One Piece, le début de la fin ?

La fin de One Piece, ce n’est visiblement pas pour tout de suite. L’œuvre d’Eiichirō Oda, qui a livré des détails sur la conclusion de One Piece, ne semble pas prête de se terminer de si tôt. Logique, étant donné le succès toujours impressionnant du manga et de l’anime.

Le prochain chapitre pourrait d’ailleurs marquer le grand retour de Kaido et Luffy. Pour l’heure, c’est l’ancien propriétaire du légendaire One Piece qui nous intéresse, à savoir Gol D. Roger. Le Seigneur des pirates a été inspiré par un véritable pirate de l’histoire japonaise.

Il existe de nombreuses théories sur la véritable inspiration d’Oda pour créer Gol D. Roger. Mais la plus crédible serait que l’inspiration principale du mangaka aurait été Fujiwara no Sumitomo, noble de l’époque de Heian, de l’an 794 à 1185.

Gol D. Roger de One Piece inspiré par Fujiwara no Sumitomo

Alors qu’il était chargé par la Cour impériale d’éliminer les pirates de la mer intérieure de Seto, Fujiwara no Sumitomo a fini par en prendre le contrôle.
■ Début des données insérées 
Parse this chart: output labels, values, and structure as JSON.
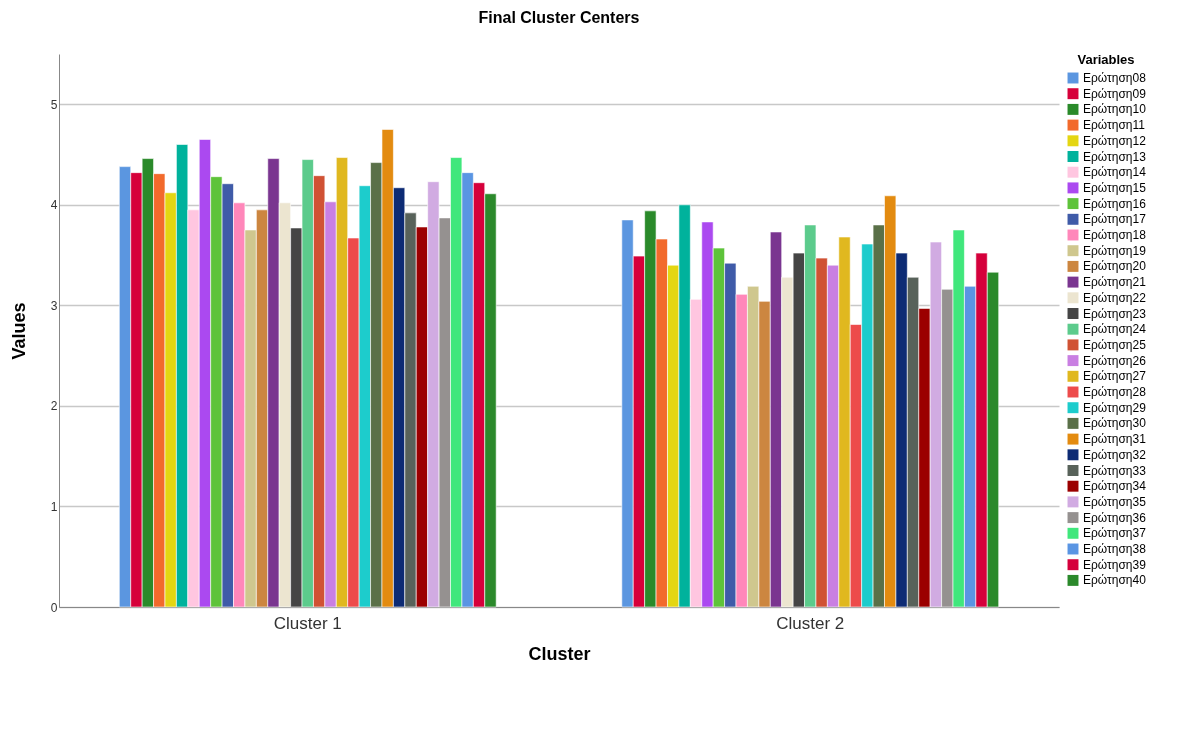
{
  "chart_data": {
    "type": "bar",
    "title": "Final Cluster Centers",
    "xlabel": "Cluster",
    "ylabel": "Values",
    "legend_title": "Variables",
    "legend": "right",
    "grid": "y",
    "ylim": [
      0,
      5.5
    ],
    "yticks": [
      0,
      1,
      2,
      3,
      4,
      5
    ],
    "categories": [
      "Cluster 1",
      "Cluster 2"
    ],
    "series": [
      {
        "name": "Ερώτηση08",
        "color": "#5b96e0",
        "values": [
          4.38,
          3.85
        ]
      },
      {
        "name": "Ερώτηση09",
        "color": "#d6003a",
        "values": [
          4.32,
          3.49
        ]
      },
      {
        "name": "Ερώτηση10",
        "color": "#2a8a2a",
        "values": [
          4.46,
          3.94
        ]
      },
      {
        "name": "Ερώτηση11",
        "color": "#f26a2c",
        "values": [
          4.31,
          3.66
        ]
      },
      {
        "name": "Ερώτηση12",
        "color": "#e4d612",
        "values": [
          4.12,
          3.4
        ]
      },
      {
        "name": "Ερώτηση13",
        "color": "#00b29c",
        "values": [
          4.6,
          4.0
        ]
      },
      {
        "name": "Ερώτηση14",
        "color": "#ffc6e0",
        "values": [
          3.95,
          3.06
        ]
      },
      {
        "name": "Ερώτηση15",
        "color": "#ab49f0",
        "values": [
          4.65,
          3.83
        ]
      },
      {
        "name": "Ερώτηση16",
        "color": "#5ec33a",
        "values": [
          4.28,
          3.57
        ]
      },
      {
        "name": "Ερώτηση17",
        "color": "#3f5ba8",
        "values": [
          4.21,
          3.42
        ]
      },
      {
        "name": "Ερώτηση18",
        "color": "#ff87ba",
        "values": [
          4.02,
          3.11
        ]
      },
      {
        "name": "Ερώτηση19",
        "color": "#cfc78e",
        "values": [
          3.75,
          3.19
        ]
      },
      {
        "name": "Ερώτηση20",
        "color": "#cc8640",
        "values": [
          3.95,
          3.04
        ]
      },
      {
        "name": "Ερώτηση21",
        "color": "#7a3590",
        "values": [
          4.46,
          3.73
        ]
      },
      {
        "name": "Ερώτηση22",
        "color": "#ece5d0",
        "values": [
          4.02,
          3.28
        ]
      },
      {
        "name": "Ερώτηση23",
        "color": "#454545",
        "values": [
          3.77,
          3.52
        ]
      },
      {
        "name": "Ερώτηση24",
        "color": "#5ccb8c",
        "values": [
          4.45,
          3.8
        ]
      },
      {
        "name": "Ερώτηση25",
        "color": "#d05234",
        "values": [
          4.29,
          3.47
        ]
      },
      {
        "name": "Ερώτηση26",
        "color": "#c97fe2",
        "values": [
          4.03,
          3.4
        ]
      },
      {
        "name": "Ερώτηση27",
        "color": "#e0b81f",
        "values": [
          4.47,
          3.68
        ]
      },
      {
        "name": "Ερώτηση28",
        "color": "#ed4b4b",
        "values": [
          3.67,
          2.81
        ]
      },
      {
        "name": "Ερώτηση29",
        "color": "#1dcccc",
        "values": [
          4.19,
          3.61
        ]
      },
      {
        "name": "Ερώτηση30",
        "color": "#5a7048",
        "values": [
          4.42,
          3.8
        ]
      },
      {
        "name": "Ερώτηση31",
        "color": "#e38b10",
        "values": [
          4.75,
          4.09
        ]
      },
      {
        "name": "Ερώτηση32",
        "color": "#0d2b74",
        "values": [
          4.17,
          3.52
        ]
      },
      {
        "name": "Ερώτηση33",
        "color": "#58625a",
        "values": [
          3.92,
          3.28
        ]
      },
      {
        "name": "Ερώτηση34",
        "color": "#9b0000",
        "values": [
          3.78,
          2.97
        ]
      },
      {
        "name": "Ερώτηση35",
        "color": "#d1abe2",
        "values": [
          4.23,
          3.63
        ]
      },
      {
        "name": "Ερώτηση36",
        "color": "#959190",
        "values": [
          3.87,
          3.16
        ]
      },
      {
        "name": "Ερώτηση37",
        "color": "#40e77c",
        "values": [
          4.47,
          3.75
        ]
      },
      {
        "name": "Ερώτηση38",
        "color": "#5a95e3",
        "values": [
          4.32,
          3.19
        ]
      },
      {
        "name": "Ερώτηση39",
        "color": "#d5003b",
        "values": [
          4.22,
          3.52
        ]
      },
      {
        "name": "Ερώτηση40",
        "color": "#2b892b",
        "values": [
          4.11,
          3.33
        ]
      }
    ]
  }
}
Son acte déclenche une rébellion contre le gouvernement central japonais vers l’an 936. Il devient alors connu comme le « Roi des pirates ». Titre que portait aussi un certain Gol D. Roger.

La Cour impériale tentera d’éliminer Sumitomo alors qu’il se trouve au sommet de sa puissance, dirigeant environ un millier de navires. Au même moment, une autre rébellion explose dans la région du Kantō, menée par Tairo no Masakado. Une ère qui rappelle la période de One Piece ou le gouvernement tente d’éliminer toute opposition.

Le terme « mugiwara » utilisé pour décrire l’équipage de One Piece serait une référence à Fuijwara et prouverait bien que le pirate a inspiré Gol D. Roger. D’ailleurs, les deux pirates ont rendu leur dernier souffle dans les mêmes conditions, aux mains du gouvernement central. Eiichirō Oda n’a jamais confirmé officiellement cette théorie, mais une bonne partie des fans de One Piece semble unanime sur le sujet. Espérons que l’auteur l’aborde un jour.